Igors Kostins

Personal information
- Full name: Igors Kostins
- Nationality: Latvia
- Born: 27 November 1981 (age 44) Rīga, Latvian SSR Soviet Union
- Height: 1.85 m (6 ft 1 in)
- Weight: 96 kg (212 lb)

Sport
- Style: Greco-Roman
- Club: Daugmale Riga
- Coach: Andrei Trubetzkoi

= Igors Kostins =

Latvian Greco-Roman wrestler (born 1981)

Igors Kostins (born 27 November 1981 in Rīga) is a retired amateur Latvian Greco-Roman wrestler, who competed in the men's heavyweight category. Kostins represented his nation Latvia at the 2004 Summer Olympics, and has been training for more than 20 years at the Daugmale Wrestling Club in his native hometown Rīga, under his personal coach Andrei Trubetzkoi.

Kostins qualified for the Latvian squad in the men's 96 kg class at the 2004 Summer Olympics in Athens by receiving a berth from the Olympic Qualifying Tournament in Tashkent, Uzbekistan.
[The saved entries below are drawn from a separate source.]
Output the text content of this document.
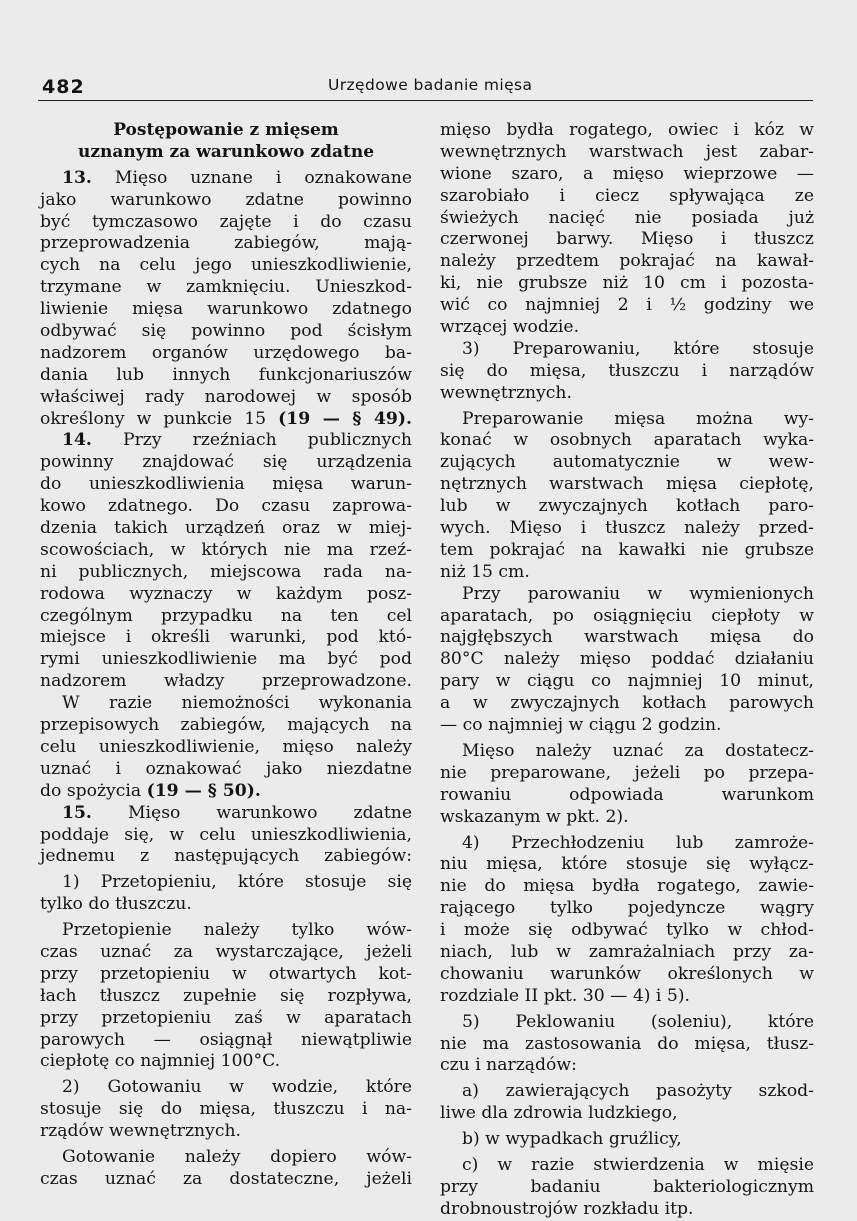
482	Urzędowe badanie mięsa
Postępowanie z mięsem
uznanym za warunkowo zdatne
13. Mięso uznane i oznakowane
jako warunkowo zdatne powinno
być tymczasowo zajęte i do czasu
przeprowadzenia zabiegów, mają-
cych na celu jego unieszkodliwienie,
trzymane w zamknięciu. Unieszkod-
liwienie mięsa warunkowo zdatnego
odbywać się powinno pod ścisłym
nadzorem organów urzędowego ba-
dania lub innych funkcjonariuszów
właściwej rady narodowej w sposób
określony w punkcie 15 (19 — § 49).
14. Przy rzeźniach publicznych
powinny znajdować się urządzenia
do unieszkodliwienia mięsa warun-
kowo zdatnego. Do czasu zaprowa-
dzenia takich urządzeń oraz w miej-
scowościach, w których nie ma rzeź-
ni publicznych, miejscowa rada na-
rodowa wyznaczy w każdym posz-
czególnym przypadku na ten cel
miejsce i określi warunki, pod któ-
rymi unieszkodliwienie ma być pod
nadzorem władzy przeprowadzone.
W razie niemożności wykonania
przepisowych zabiegów, mających na
celu unieszkodliwienie, mięso należy
uznać i oznakować jako niezdatne
do spożycia (19 — § 50).
15. Mięso warunkowo zdatne
poddaje się, w celu unieszkodliwienia,
jednemu z następujących zabiegów:
1) Przetopieniu, które stosuje się
tylko do tłuszczu.
Przetopienie należy tylko wów-
czas uznać za wystarczające, jeżeli
przy przetopieniu w otwartych kot-
łach tłuszcz zupełnie się rozpływa,
przy przetopieniu zaś w aparatach
parowych — osiągnął niewątpliwie
ciepłotę co najmniej 100°C.
2) Gotowaniu w wodzie, które
stosuje się do mięsa, tłuszczu i na-
rządów wewnętrznych.
Gotowanie należy dopiero wów-
czas uznać za dostateczne, jeżeli
mięso bydła rogatego, owiec i kóz w
wewnętrznych warstwach jest zabar-
wione szaro, a mięso wieprzowe —
szarobiało i ciecz spływająca ze
świeżych nacięć nie posiada już
czerwonej barwy. Mięso i tłuszcz
należy przedtem pokrajać na kawał-
ki, nie grubsze niż 10 cm i pozosta-
wić co najmniej 2 i ½ godziny we
wrzącej wodzie.
3) Preparowaniu, które stosuje
się do mięsa, tłuszczu i narządów
wewnętrznych.
Preparowanie mięsa można wy-
konać w osobnych aparatach wyka-
zujących automatycznie w wew-
nętrznych warstwach mięsa ciepłotę,
lub w zwyczajnych kotłach paro-
wych. Mięso i tłuszcz należy przed-
tem pokrajać na kawałki nie grubsze
niż 15 cm.
Przy parowaniu w wymienionych
aparatach, po osiągnięciu ciepłoty w
najgłębszych warstwach mięsa do
80°C należy mięso poddać działaniu
pary w ciągu co najmniej 10 minut,
a w zwyczajnych kotłach parowych
— co najmniej w ciągu 2 godzin.
Mięso należy uznać za dostatecz-
nie preparowane, jeżeli po przepa-
rowaniu odpowiada warunkom
wskazanym w pkt. 2).
4) Przechłodzeniu lub zamroże-
niu mięsa, które stosuje się wyłącz-
nie do mięsa bydła rogatego, zawie-
rającego tylko pojedyncze wągry
i może się odbywać tylko w chłod-
niach, lub w zamrażalniach przy za-
chowaniu warunków określonych w
rozdziale II pkt. 30 — 4) i 5).
5) Peklowaniu (soleniu), które
nie ma zastosowania do mięsa, tłusz-
czu i narządów:
a) zawierających pasożyty szkod-
liwe dla zdrowia ludzkiego,
b) w wypadkach gruźlicy,
c) w razie stwierdzenia w mięsie
przy badaniu bakteriologicznym
drobnoustrojów rozkładu itp.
He received two straight losses and a score of two technical points in a preliminary pool match against Uzbekistan's Aleksey Cheglakov and Turkey's Mehmet Özal, who later picked up the bronze medal in the knockout stages, finishing seventeenth out of twenty-two wrestlers.
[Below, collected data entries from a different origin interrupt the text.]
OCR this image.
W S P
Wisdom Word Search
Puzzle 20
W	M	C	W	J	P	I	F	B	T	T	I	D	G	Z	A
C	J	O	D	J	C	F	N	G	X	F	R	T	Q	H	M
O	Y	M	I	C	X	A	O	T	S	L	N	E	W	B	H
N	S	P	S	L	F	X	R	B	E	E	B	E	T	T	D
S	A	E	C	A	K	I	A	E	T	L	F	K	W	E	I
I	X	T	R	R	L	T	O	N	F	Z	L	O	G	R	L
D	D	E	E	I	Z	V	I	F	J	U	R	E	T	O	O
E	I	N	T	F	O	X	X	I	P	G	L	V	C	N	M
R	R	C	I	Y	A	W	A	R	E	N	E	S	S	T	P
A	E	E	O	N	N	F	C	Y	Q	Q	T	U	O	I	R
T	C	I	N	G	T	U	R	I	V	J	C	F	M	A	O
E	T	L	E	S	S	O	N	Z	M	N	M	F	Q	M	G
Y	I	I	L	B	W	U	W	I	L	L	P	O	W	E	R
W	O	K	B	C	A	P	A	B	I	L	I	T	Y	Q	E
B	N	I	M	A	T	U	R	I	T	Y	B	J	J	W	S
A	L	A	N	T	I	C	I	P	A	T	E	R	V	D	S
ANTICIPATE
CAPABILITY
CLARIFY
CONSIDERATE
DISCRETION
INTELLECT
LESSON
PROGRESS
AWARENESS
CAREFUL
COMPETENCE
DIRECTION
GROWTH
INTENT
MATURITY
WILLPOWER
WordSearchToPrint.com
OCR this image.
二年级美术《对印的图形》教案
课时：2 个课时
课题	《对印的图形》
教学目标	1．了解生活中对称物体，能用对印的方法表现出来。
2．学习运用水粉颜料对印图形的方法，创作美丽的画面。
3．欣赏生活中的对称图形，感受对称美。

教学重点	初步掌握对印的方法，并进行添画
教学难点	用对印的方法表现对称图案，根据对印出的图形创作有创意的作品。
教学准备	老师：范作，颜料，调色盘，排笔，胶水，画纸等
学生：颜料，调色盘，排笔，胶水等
In 2011, Kostins turned himself professional as a mixed martial arts fighter, and had competed in numerous global tournaments, where he claimed grand slam heavyweight titles and was ranked among 250 wrestlers under the same division. One of his sporting highlights came in a full throttle match against former UFC titleholder Paul Buentello, where Kostins could not produce a stellar fight against the American and consequently, recorded his first ever defeat in sporting career.